By now, Mitt Romney was supposed to have this thing wrapped up, but it turned out that he had to go down South and compete in Mississippi and Alabama. Romney called it an "away game," but he did his best, talkin' bout grits and saying "y'all." Shockingly, the Republicans of Dixie didn't quite buy it. But they did buy the guy from Pennsylvania. Which holds a lesson: Cultural affinity isn't just about culture. It's good if you can talk the way a particular group of people do and say sincerely that you eat what they eat, listen to the music they do, and share a common upbringing. That helped Mike Huckabee do so well in the South four years ago. But Rick Santorum is no Southerner, and yet he was the guy whom Republicans in the Southernest of Southern states identified with (and not, notably, Georgia's Newt Gingrich, although Newt was actually born and raised in Pennsylvania as well).

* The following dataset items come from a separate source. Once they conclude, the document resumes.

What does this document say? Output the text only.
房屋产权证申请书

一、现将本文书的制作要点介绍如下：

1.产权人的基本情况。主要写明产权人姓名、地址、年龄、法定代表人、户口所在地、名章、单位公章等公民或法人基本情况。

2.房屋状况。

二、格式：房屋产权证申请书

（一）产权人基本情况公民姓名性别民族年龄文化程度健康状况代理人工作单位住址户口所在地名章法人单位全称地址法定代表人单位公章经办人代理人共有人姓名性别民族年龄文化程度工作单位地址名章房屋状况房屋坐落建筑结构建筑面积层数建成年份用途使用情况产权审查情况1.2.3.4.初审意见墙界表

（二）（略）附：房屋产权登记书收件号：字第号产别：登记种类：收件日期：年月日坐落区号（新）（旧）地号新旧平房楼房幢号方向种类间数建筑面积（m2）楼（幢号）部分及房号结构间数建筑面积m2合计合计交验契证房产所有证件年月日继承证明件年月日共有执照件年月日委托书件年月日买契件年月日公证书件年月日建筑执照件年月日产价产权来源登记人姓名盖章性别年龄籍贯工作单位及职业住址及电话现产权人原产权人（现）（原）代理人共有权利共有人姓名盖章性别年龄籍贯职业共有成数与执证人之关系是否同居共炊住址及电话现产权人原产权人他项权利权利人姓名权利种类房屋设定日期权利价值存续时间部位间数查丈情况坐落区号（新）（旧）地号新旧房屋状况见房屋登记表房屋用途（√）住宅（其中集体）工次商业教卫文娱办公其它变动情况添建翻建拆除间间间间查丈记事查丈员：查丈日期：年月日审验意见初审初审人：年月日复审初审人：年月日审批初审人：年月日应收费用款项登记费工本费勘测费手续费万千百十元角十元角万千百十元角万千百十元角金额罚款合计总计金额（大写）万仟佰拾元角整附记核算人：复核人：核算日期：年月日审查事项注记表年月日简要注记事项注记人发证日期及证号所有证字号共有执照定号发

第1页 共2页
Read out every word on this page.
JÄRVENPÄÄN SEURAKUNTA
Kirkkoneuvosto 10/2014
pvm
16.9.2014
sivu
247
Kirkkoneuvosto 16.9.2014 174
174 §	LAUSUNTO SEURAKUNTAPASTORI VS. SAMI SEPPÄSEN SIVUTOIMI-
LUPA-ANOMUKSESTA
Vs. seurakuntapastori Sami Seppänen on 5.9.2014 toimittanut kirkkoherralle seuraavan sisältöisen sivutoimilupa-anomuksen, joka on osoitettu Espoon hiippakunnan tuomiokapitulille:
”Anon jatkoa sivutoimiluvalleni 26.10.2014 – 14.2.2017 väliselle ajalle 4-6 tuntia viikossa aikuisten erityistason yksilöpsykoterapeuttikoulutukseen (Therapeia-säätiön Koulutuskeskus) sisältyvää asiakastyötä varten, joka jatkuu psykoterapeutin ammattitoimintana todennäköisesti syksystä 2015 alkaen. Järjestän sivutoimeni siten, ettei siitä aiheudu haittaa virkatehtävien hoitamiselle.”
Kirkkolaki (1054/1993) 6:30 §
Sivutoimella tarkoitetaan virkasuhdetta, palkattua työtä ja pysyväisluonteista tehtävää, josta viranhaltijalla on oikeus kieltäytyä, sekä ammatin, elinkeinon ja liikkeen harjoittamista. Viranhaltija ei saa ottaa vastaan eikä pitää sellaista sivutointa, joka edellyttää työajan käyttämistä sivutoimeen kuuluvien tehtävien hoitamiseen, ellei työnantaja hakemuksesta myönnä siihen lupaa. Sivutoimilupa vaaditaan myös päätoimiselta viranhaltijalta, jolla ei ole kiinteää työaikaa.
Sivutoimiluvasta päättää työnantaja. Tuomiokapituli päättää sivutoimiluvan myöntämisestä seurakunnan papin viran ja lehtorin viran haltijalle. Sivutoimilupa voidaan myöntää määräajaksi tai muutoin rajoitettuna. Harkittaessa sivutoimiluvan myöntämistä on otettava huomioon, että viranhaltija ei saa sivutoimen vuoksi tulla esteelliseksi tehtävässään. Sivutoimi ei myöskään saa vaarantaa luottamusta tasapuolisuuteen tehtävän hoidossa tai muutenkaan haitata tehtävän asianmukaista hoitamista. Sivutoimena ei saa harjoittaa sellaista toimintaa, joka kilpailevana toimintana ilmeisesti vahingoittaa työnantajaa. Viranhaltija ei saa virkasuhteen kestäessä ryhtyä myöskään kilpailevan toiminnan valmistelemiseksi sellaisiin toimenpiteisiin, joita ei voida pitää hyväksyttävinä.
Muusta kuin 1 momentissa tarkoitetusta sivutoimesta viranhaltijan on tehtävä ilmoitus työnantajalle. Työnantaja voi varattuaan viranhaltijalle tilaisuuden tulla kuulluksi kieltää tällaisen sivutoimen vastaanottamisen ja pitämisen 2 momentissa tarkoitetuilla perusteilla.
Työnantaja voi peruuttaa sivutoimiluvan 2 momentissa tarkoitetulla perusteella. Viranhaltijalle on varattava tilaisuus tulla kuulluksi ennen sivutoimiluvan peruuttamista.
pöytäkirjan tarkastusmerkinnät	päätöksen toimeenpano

So what was that identification about? Put up against Romney, Santorum was more than enough of a Southern Republican. He may be Catholic while most of the people who voted for him were Protestant, but he's sure as hell no respect-other-faiths, don't-wear-your-religion-on-your-sleeve kind of guy, which Romney basically is. And Southern evangelical Republicans liked that, whatever they might think of the Pope. When Santorum explains his hatred of liberals, of gay people, of women who think they can have sex without being punished for it, and above all of Barack Obama, they could tell it was no act, no pandering. It's who he is, deep down in his soul, and he didn't have to drop his g's to make it hit home.
I may not be a great fan of the Republicans of Mississippi and Alabama, but I'll give them this: At least they displayed no evident interest in which Northerner did the best job of eating their food and speaking in their unique tongue.